Their popularity spread. “I can assure you that it if weren’t for Italian espresso and the social ritual of espresso coffee, Italy wouldn’t exist as we know it,” said Massimo Cerulo, a sociologist at the Università degli Studi di Perugia. “We cannot separate espresso the drink from the social ritual, because it is a routine, a socially shared practice.”

Coffee was also a harbinger of democracy. “The public sphere as we know it was born in coffeehouses,” he noted, adding that Italy had some of the world’s oldest and most beautiful coffeehouses, like Venice’s “Florian,” Turin’s “Al Bicherin,” or Rome’s “Antico Caffe Greco,” which all opened in the 18th century. “Around a cup of espresso you have the possibility of meeting many people, regardless of status, class, wealth, political ideas,” he said. “It creates a community.”
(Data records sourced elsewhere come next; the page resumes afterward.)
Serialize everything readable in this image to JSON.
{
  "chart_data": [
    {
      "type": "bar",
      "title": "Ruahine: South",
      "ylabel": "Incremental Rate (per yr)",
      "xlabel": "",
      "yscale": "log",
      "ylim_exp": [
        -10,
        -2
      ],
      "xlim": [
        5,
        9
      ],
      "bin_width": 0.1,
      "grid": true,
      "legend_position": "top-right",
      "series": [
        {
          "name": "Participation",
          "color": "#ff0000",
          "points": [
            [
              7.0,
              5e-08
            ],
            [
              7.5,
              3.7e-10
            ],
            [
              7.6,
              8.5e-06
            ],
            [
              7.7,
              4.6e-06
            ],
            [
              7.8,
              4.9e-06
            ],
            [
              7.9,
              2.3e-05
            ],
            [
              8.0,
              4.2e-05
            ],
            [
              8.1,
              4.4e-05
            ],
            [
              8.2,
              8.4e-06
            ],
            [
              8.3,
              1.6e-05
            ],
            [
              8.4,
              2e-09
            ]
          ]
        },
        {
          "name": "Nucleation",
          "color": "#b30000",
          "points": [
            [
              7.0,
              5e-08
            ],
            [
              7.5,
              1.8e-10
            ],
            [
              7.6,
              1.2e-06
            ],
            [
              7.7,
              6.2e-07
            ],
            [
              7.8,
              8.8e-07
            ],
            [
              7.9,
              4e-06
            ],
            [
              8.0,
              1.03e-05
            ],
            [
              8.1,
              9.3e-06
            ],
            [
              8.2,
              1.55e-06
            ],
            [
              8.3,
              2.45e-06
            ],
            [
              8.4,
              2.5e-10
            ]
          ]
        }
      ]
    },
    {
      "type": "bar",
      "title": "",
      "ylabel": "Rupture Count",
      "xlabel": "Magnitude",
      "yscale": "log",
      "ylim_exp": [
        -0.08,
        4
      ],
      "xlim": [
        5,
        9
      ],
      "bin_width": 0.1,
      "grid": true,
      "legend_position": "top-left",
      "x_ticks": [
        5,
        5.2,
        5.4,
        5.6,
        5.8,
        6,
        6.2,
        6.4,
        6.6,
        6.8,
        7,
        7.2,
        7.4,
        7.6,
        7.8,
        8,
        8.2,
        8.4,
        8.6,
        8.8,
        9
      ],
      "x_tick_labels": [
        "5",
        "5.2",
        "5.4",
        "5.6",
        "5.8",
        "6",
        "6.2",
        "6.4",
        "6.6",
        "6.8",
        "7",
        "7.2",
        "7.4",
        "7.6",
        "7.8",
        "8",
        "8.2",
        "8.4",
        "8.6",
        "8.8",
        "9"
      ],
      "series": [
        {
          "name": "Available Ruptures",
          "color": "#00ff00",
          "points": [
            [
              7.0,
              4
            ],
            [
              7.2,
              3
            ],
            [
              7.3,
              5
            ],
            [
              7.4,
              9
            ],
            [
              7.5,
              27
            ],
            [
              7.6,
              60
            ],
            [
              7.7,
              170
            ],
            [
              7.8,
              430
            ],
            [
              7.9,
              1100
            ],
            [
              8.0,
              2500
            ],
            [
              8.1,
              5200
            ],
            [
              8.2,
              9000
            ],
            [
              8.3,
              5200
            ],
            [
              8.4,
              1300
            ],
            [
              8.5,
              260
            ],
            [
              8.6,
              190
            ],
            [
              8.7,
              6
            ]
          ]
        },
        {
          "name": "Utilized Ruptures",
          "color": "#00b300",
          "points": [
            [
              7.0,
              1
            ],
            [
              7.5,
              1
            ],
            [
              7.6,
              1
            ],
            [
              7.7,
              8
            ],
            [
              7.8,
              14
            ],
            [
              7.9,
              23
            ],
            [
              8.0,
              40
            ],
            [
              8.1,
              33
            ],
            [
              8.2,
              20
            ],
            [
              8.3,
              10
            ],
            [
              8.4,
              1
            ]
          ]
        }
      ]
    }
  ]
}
Luca Fabbri, a consultant for the consortium, noted that the regulations developed by the consortium had already improved the national coffee culture. “Even if we don’t get the UNESCO recognition, we’ve already hit the jackpot because the Italian coffee sector is united,” he said.

Last year, Italy was one of eight countries recognized by UNESCO for the art of dry stone walling. And in 2017, the U.N. organization gave a nod to Neapolitan pizza makers.

Tuesday’s media launch was held at the Chamber of Deputies in Rome, and was attended by a half-dozen members of Parliament from parties in the majority and in the opposition, a rare moment of concord that was repeatedly commented on by those present. “The best coffee in the world is Italian so it has the support of everyone,” said Filippo Gallinella of the Five Star Movement.

They joked that the Chamber’s snack bar — known as the “buvette” — was the only place in Parliament where political brawls rarely broke out. Gadda added that the staff there could use a refresher course on how to make good espresso.

The candidacy now has a series of UNESCO loops and committees to jump through before a decision is taken, possibly next year. The only problem was the ill-timed news that on Monday a group in Naples had held a symposium, part of a campaign to inscribe Neapolitan espresso coffee, which has its own traditions, on the UNESCO Intangible Cultural Heritage of Humanity list.

Caballini di Sassoferrato said that in the past he had unsuccessfully tried to reach out to the Neapolitans, who started their campaign after the consortium did. “We were caught off guard, but I wish them luck,” he said.

Francesco Emilio Borrelli, a Green party member of the Campania regional assembly and the president of the region’s UNESCO commission who spearheaded the Neapolitan campaign, denied knowing about the consortium’s bid.

Instead, he found it suspicious that the consortium had called a news conference the day after the symposium’s event. “That’s quite the coincidence,” he noted dryly in a telephone interview. But Borrelli held out an olive branch, saying he would try to contact the consortium, “so we can meet and unite forces.”